Altrettanto dispetto gli fanno le università e gli studj d'Italia,
perchè interpongono la ragione fra la scienza e la fede; perchè vi
s'insegna che la luce divina rischiara il lume naturale, come fa il sole
con una bella pittura; perchè l'attività del pensiero s'applica a idee
pagane, non alla dottrina di Cristo. Anzi, in quel suntuoso peripato di
Leone X non vuol vedere che ignoranza, brutalità, grossolanità, quasi
intendesse arrogarsi il vanto d'aver egli insegnato il latino, ridesti
gli studj filologici, rivelato la Bibbia.
Rimpatriato con tali sentimenti, s'ingolfa nella Bibbia in greco e in
ebraico, e fino dalle prime sue lettere, massime da quelle a Spalatino
del 1518, manifesta il livore contro i Romanisti, il vilipendio per la
teologia scolastica e pei maestri in essa più rinomati; la passione
della novità, comunque sia cercata e trovata; il dubbio sofistico, la
smania di togliersi dall'oscurità, e di dare una scossa al mondo.
A raccogliere in una fissa direzione i suoi pensamenti venne il dispetto
per la vendita delle indulgenze.
La Chiesa, fino da' suoi primordj, come prescrisse penitenze e
mortificazioni, così usò della facoltà di rimetterle o attenuarle,
sull'esempio degli apostoli; e massime ai martiri si concedea di dare
lettere d'indulto ai peccatori, cui per esse il vescovo alleviava la
penitenza; laonde, accanto alla dottrina che insegna la salvazione
venire da Cristo gratuitamente, stette quella della cooperazione
dell'uomo, del soddisfacimento penale, e della remissione parziale o
plenaria di questo, secondo le circostanze del penitente.

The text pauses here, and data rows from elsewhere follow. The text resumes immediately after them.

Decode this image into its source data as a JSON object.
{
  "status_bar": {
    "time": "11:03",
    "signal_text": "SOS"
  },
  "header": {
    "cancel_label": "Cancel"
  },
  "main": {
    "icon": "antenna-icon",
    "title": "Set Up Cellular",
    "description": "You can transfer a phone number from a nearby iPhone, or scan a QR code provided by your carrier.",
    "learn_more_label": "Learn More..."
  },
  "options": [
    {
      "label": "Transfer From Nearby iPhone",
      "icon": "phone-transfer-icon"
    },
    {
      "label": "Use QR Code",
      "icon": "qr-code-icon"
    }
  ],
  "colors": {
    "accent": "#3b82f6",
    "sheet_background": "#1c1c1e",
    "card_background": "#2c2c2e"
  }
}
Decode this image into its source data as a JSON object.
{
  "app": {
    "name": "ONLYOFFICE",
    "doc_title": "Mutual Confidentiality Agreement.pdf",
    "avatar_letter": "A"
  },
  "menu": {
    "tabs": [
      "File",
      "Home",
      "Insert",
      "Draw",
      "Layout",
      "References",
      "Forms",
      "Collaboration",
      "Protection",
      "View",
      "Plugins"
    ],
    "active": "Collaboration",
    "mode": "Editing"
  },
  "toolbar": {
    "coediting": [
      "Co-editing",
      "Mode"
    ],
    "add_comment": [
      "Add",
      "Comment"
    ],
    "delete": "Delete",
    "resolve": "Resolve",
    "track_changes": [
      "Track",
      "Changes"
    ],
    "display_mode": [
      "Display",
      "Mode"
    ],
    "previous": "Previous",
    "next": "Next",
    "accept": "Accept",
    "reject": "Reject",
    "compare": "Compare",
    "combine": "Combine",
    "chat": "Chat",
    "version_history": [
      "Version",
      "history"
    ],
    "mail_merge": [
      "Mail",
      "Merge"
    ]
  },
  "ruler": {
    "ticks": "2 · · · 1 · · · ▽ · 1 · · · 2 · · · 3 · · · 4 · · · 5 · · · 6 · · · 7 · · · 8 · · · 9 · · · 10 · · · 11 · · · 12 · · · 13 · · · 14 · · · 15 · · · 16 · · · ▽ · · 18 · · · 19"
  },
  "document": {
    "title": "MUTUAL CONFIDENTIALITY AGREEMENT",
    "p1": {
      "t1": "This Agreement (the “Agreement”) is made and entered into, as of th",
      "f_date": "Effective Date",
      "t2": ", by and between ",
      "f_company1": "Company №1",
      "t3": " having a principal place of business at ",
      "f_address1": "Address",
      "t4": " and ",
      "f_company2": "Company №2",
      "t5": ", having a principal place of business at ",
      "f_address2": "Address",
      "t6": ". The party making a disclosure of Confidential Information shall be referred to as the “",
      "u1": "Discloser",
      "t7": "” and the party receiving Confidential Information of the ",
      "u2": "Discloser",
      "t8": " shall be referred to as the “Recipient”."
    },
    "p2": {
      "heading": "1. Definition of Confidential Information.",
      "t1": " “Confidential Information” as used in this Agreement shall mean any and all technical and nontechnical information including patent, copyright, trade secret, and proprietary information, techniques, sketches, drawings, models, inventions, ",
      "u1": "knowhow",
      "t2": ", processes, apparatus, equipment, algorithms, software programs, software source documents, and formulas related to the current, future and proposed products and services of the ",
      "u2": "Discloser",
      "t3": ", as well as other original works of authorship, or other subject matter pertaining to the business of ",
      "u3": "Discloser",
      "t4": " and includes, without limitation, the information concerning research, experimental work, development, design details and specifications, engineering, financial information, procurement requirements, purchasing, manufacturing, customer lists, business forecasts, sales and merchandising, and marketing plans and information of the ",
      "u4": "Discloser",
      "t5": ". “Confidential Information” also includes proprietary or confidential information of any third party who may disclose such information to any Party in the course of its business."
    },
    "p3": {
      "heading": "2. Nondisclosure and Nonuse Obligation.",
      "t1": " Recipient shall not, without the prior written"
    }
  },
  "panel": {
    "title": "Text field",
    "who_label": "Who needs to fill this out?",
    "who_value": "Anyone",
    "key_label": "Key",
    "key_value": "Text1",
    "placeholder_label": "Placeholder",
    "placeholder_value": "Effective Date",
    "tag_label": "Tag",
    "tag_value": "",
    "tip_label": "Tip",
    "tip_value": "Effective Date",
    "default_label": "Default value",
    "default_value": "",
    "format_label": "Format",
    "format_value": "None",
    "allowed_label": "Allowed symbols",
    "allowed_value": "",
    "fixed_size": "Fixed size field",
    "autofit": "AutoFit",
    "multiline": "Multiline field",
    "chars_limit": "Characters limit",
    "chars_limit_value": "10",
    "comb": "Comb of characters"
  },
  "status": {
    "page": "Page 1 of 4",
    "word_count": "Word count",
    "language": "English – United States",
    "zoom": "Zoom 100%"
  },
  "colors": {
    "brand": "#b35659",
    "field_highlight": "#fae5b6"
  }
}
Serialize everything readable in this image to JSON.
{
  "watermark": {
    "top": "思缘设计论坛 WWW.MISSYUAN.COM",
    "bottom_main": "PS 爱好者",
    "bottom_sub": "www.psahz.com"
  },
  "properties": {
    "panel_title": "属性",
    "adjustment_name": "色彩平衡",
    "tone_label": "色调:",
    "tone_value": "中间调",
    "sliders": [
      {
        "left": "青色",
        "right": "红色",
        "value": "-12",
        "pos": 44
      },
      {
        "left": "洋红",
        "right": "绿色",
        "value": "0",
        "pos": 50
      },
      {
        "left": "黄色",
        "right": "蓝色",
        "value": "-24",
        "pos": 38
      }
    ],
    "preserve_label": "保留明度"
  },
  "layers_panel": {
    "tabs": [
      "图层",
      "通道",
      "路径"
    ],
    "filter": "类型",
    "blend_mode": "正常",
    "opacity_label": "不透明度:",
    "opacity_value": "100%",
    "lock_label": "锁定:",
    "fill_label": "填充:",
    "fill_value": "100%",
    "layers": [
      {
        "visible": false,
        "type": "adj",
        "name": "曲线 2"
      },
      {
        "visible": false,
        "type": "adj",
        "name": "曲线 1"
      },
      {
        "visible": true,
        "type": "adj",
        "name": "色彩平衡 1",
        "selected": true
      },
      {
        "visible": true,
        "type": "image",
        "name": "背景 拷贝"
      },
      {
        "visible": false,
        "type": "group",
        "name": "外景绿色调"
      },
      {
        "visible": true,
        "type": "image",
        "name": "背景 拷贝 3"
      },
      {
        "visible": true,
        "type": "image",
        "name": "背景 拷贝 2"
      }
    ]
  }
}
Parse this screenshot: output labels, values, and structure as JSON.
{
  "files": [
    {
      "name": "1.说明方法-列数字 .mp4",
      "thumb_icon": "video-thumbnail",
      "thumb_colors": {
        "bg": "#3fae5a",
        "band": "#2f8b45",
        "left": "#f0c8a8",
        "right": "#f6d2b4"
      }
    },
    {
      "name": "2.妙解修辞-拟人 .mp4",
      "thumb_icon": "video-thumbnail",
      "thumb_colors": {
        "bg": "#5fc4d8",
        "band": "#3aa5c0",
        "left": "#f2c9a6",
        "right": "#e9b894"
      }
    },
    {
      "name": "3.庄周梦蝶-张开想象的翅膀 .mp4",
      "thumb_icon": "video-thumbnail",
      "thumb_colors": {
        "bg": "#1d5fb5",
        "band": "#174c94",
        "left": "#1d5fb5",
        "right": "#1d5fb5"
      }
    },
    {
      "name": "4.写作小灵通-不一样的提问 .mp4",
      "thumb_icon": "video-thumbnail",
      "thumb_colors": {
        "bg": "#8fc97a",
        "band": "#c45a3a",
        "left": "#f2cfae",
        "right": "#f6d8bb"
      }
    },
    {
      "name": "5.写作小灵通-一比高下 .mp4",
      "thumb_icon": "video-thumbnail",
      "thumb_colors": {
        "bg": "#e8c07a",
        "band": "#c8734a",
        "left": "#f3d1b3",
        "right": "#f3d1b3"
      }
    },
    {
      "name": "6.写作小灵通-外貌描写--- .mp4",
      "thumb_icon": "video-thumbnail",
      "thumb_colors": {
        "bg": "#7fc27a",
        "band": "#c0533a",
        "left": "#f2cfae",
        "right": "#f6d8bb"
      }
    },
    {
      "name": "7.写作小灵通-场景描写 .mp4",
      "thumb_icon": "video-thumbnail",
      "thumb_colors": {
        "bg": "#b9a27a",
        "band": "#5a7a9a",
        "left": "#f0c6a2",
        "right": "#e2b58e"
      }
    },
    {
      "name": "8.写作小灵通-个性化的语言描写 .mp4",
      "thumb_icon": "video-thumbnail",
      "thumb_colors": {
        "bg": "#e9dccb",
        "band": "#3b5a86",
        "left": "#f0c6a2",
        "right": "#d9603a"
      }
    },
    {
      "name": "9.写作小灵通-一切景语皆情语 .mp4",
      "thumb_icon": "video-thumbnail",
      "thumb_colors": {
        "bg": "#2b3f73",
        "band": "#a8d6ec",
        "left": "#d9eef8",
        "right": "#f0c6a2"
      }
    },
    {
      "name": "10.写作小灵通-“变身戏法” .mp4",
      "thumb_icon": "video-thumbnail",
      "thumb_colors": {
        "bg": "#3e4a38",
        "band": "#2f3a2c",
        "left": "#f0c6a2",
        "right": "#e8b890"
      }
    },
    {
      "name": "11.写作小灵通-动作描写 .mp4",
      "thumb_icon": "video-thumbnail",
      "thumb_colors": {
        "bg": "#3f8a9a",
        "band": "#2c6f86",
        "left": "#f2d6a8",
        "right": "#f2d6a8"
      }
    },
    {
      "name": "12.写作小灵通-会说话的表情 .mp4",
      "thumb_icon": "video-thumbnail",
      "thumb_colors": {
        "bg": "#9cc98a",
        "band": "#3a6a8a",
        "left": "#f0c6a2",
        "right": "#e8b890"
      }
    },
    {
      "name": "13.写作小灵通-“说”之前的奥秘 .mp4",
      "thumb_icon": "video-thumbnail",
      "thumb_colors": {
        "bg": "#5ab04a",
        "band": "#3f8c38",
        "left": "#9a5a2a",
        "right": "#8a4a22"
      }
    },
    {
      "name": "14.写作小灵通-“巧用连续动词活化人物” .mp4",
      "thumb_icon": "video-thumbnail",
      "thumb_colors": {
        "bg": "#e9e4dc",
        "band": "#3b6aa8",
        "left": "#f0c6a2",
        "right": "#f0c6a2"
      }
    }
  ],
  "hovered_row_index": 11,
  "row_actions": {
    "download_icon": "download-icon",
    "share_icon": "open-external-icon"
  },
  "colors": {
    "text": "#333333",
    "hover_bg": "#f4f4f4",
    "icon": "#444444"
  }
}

E fino da que'
primi tempi indulgenza indicava un'abbreviamento di quelle penitenze,
che la Chiesa esigeva prima di assolvere, e che concedeasi al peccatore
quando desse segni di profonda contrizione e di sentimenti mutati. Fra
gli scolastici pigliò senso più ampio, fondato sopra ragioni valevoli
sì, ma non come articolo di fede. Le singole pene non oltrepassavano mai
i trent'anni, ma il loro cumulo formava talora più secoli. Essendo per
conseguenza impossibile conseguire l'assoluzione in vita, si permise di
commutarle, e farle eseguire da altri, e massime i monaci s'incaricavano
di preci, pellegrinaggi, mortificazioni, discipline, in surrogazione del
vero penitente. Domenico Loricato che ebbe questo titolo perchè portava
una corazza di ferro e catene attorno al corpo, talora assumevasi di
scontare penitenze di cento e di mille anni. Tremila sferzate
equivalevano ad un anno di penitenza: durante la recita dei cencinquanta
salmi poteansi dare quindicimila colpi; laonde, col recitare venti volte
il salterio sotto continua flagellazione, redimevasi la penitenza di
cento anni; e talora Domenico la compiva in sei giorni. Così nella vita
di esso attesta san Pier Damiani, vivente intorno al mille; e altrove
scrive d'avere imposto all'arcivescovo di Milano la penitenza di cento
anni, e tassata la redenzione in un annuo tributo[347]. Il Muratori
stampò un Penitenziale, ove si espongono tali scambj di penitenza: «se
uno non può digiunare, scelga un sacerdote giusto, o un monaco che vero
monaco sia e viva secondo la regola, il quale adempia per lui, e se ne
redima a prezzo conveniente. Una messa cantata speciale può riscattare
dodici giorni; dieci messe riscattano tre mesi; trenta messe dodici
mesi»[348]. Della messa il valore è infinito; onde venne adoperata più
che le altre commutazioni.
Indulgenze concedeansi anche per opere civili o pietose, come il fondare
un ospedale, erigere una chiesa, fino costruire un ponte o una via,
conforme l'indole de' tempi ove ogn'atto di questo mondo consideravasi
in relazione coll'altro; ovvero per visitare un santuario, guerreggiare
contro gl'infedeli. Eravi chi avesse recato un danno a persona, cui non
potesse risarcire? e' procuravasi l'assoluzione mediante una somma, che
pareva soddisfare mediante l'uso che se ne faceva. L'Inquisizione
avrebbe dovuto punire molti delinquenti, se non si fosse ad essi aperto
uno scampo mediante le indulgenze, convertendo il delitto in peccato, il
supplizio in penitenze.
I teologi si domandarono, come mai la Chiesa potè dirsi autorizzata a
tale condiscendenza? E poichè allora la scolastica presumeva dare
ragione di tutto, allegarono che il fondo inesauribile di misericordia
preparato dal sangue di Cristo, e i meriti soprarogatorj dei santi,
formano un tesoro, applicabile a chi pentito partecipi ai sacramenti. Ma
di che non abusa l'uomo? Le indulgenze furono talvolta profuse con
giubilei plenarj, e col concederle a chi sovvenisse a bisogni temporali
della Chiesa, e persino a fazioni politiche de' suoi capi.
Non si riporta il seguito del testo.